Niemand weiß, wie viele Menschen mittlerweile in den beiden Totenstädten leben. Die letzten verlässlichen Zahlen hatte 1986 der Journalist Mamdouh El Waly veröffentlicht. Demnach wohnten damals in den Grabhöfen von Imam Al-Shafi’i (südliche Totenstadt) und Basatin (nördliche Totenstadt) zusammen 12419 Menschen. Inzwischen aber muss von einem Vielfachen an Bewohnern ausgegangen werden.
Die „Handelsschule“, welche Mona schließlich besuchte, wurde nur von Eltern und Schülerinnen so genannt und war eine Art Fachschule. Üblicherweise besuchen die Jungens den technischen Zweig einer solchen, um Klempner oder Elektriker zu werden. Der Zweig aber, der „Handelsschule“ genannt wurde, hatte die Qualifizierung zur Buchhalterin zum Ziel und wird ausschließlich von Mädchen besucht. Je nach Lernleistung werden die Absolventinnen entweder tatsächlich Buchhalterinnen oder aber sie machen Jobs wie den einer Kassiererin in einem der zahlreichen Supermärkte. Wobei die Buchhalterinnen für kleine und mittelständische Unternehmer ideale Schwiegertöchter darstellen.
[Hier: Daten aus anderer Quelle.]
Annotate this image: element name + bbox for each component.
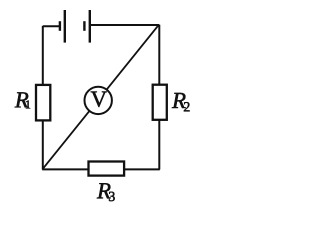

An Monas erstem Schultag an diesem Institut hatte sie Safaa und Rania kennen gelernt. Noch bevor der Unterricht begonnen hatte, im Hof vor einem schwarzen Brett. Die neuen Schülerinnen studierten einen Aushang, der jede einzelne von ihnen darüber informierte, in welchem Klassenraum sie sich anschließend einzufinden hatte. Hier gab es Schülerinnen, die im Gegensatz zu denen in Tonsy tatsächlich aus vermögenderen Kreisen kamen. Mona konnte das sofort an deren Kleidung erkennen. Denn obgleich alle die dunkelblaue Schuluniform trugen, war der Unterschied unübersehbar. Nämlich zwischen der mehrfach ausgebesserten, von Monas Vater im Schulbüro gebraucht gekauften Uniform und den aus besserem Material maßgeschneiderten jener Mitschülerinnen. Und weil die Uniformen von Safaa und Rania so ähnlich aussahen wie ihre eigene, hatte Mona die Nähe der beiden Mädchen gesucht. Sie kamen ins Gespräch und beschlossen, sich im Klassenraum ein Dreier-Pult zu teilen. Fortan waren sie die engsten Freundinnen. Ihr Zusammenhalt wurde zu einem Schutz gegen potentielle Anfeindungen und sie solidarisierten sich miteinander auch in der Mittelmäßigkeit ihrer schulischen Leistungen – abgesehen von Ranias mathematischem Talent.
Nun, kurz vor dem Ende ihrer Schulzeit, wollten die drei Mädchen eine abenteuerliche Reise unternehmen. Wenngleich dieser Trip nur einen halben Tag dauern würde, so sollte es eine Reise in eine andere Welt werden. Das ahnten sie zumindest und darauf freuten sie sich.